Fin 1919, les Etats-Unis déportent 249 anarchistes étrangers vers la Russie bolchévique à bord d’un transporteur de troupes, l’USAT Buford. Le même navire, peu avant d’être démantelé, servira à Buster Keaton en 1924 pour y filmer ce qui deviendra son plus grand succès, La Croisière du Navigator.
De nationalité américaine, installé depuis une quinzaine d’années en France (dont il parle la langue avec un accent délicieux), titulaire depuis 2021 d’une thèse en études cinématographiques, chargé de cours à Paris-8, Noah Teichner est un fou de cinéma. Pour raconter un pan méconnu de l’histoire – cette première « peur rouge » (Red Scare) avant le maccarthysme trente ans plus tard, à partir des écrits des principaux protagonistes et des coupures de presse de l’époque, il puise dans un matériau documentaire que ce spécialiste du cinéma burlesque américain connaît bien : les films muets de Buster Keaton. Et il a recours à un procédé bien particulier pour permettre à ceux-ci d’illustrer ceux-là : le split screen, l’écran divisé en deux entre d’un côté les images de Keaton et de l’autre des extraits écrits des mémoires des passagers de l’USAT Buford, ballotés sur l’Atlantique, la mer du Nord et la Baltique jusqu’en Finlande où ils accostent enfin après un mois de mer.

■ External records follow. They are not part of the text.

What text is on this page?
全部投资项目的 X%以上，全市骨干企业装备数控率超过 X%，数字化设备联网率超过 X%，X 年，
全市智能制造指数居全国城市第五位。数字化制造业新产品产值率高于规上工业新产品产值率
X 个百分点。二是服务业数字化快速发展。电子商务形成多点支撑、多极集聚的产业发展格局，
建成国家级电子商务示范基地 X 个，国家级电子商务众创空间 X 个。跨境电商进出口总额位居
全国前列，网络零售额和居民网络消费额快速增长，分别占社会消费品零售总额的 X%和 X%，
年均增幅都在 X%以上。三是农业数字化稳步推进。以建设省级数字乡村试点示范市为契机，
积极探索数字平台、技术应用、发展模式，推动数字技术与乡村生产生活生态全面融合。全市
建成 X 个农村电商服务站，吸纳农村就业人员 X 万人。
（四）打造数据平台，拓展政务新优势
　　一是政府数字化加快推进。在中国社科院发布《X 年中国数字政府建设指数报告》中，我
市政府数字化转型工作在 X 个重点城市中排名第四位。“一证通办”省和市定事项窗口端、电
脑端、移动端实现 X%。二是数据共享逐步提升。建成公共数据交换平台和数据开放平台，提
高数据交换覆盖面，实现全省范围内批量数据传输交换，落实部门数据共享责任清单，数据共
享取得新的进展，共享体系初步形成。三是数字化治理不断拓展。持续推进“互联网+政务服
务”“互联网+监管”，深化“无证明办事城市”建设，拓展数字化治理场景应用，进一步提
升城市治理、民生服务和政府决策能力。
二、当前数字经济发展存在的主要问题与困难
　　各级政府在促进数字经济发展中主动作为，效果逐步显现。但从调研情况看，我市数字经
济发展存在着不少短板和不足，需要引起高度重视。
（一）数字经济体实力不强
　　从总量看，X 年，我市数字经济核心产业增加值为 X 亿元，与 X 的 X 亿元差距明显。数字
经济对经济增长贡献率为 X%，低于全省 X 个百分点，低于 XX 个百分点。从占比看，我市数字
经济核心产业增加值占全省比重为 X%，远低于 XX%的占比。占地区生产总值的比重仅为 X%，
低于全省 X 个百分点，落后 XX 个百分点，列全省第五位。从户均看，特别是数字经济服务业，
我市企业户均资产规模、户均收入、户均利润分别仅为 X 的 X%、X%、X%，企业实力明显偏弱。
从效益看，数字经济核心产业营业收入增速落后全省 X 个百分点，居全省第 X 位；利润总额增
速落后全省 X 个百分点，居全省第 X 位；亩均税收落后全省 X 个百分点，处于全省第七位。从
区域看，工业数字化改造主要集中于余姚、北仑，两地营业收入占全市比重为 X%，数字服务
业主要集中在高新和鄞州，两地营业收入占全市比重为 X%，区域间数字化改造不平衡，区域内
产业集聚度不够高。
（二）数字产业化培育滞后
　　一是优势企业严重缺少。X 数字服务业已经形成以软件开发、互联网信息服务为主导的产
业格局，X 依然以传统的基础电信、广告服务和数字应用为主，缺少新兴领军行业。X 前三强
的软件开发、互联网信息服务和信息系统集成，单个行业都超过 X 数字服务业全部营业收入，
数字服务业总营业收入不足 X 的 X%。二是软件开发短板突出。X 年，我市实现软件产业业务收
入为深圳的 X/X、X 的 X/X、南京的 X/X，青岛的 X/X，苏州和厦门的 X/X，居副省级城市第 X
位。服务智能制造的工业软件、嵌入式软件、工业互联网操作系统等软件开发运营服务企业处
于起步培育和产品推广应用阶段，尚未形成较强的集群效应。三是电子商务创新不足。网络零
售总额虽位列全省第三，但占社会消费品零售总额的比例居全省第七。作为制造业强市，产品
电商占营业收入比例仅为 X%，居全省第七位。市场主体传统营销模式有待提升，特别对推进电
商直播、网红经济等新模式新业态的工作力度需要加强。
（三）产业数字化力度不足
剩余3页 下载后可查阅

Le résultat est austère. Navigators n’est pas un blockbuster. Il se regarde comme se lirait un article scientifique d’une revue du CNRS, avec sa bibliographie et ses notes de bas de page. On y découvre la joie mauvaise des États-Unis à expulser ces anarchistes, présentés comme des corps étrangers et malfaisants. On partage l’inquiétude des déportés sur le bateau dont ils ignorent la destination (ils redoutent un temps d’être remis aux Russes blancs en guerre contre Moscou). On aimerait en savoir plus sur leur destin après leur arrivée en Terre promise soviétique. Pour leurs deux leaders, Alexandre Berkman et Emma Goldman, la désillusion fut amère qui les conduisit moins de deux ans plus tard à quitter l’URSS et à reprendre le chemin de l’exil.